The competition, called “Edge of Robot: Ski Robot Challenge,” saw seven University teams and a private company launch human-like robots down a slalom slope, where they would have to weave through flags while reaching the bottom in the shortest time possible. To qualify, each robot had to be self-powered, be at least 50cm tall, and navigate with human-like arms and legs.
Despite record-low temperatures, most ski robots were equipped with ZED eyes. Among them the short and speedy SKIRO, built by the Korea Institute of Robots and Convergence, won the silver medal.

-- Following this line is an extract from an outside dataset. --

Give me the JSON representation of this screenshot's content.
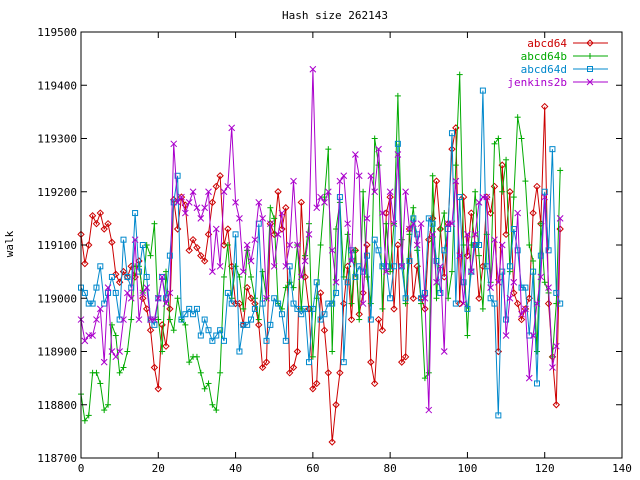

Kookmin University’s taller RoK-2 won Bronze. Also using ZED were TiBo, by the Korea Institute for Robot Industry Advancement, Rudolph, by Seoul National University of Science and Technology, and the crowdfunded DIANA from the HERoEHS team at Hanyang University.
The ZED is widely used in autonomous robotics, from 3D-scanning drones to factory robots. Experts choose it for its extended depth range, its high resolution and frame rate and its ability to work outdoors. Compared to LiDAR, the other popular option for outdoor depth sensing, the ZED provides full depth maps of its environment along with localization information, allowing an autonomous robot to detect obstacles at high speeds and follow a safe path through its environment.
To learn more about the Edge of Robot: Ski Robot Challenge, you can read this article by The Verge.
Congratulations to all the teams that took part in this exciting challenge!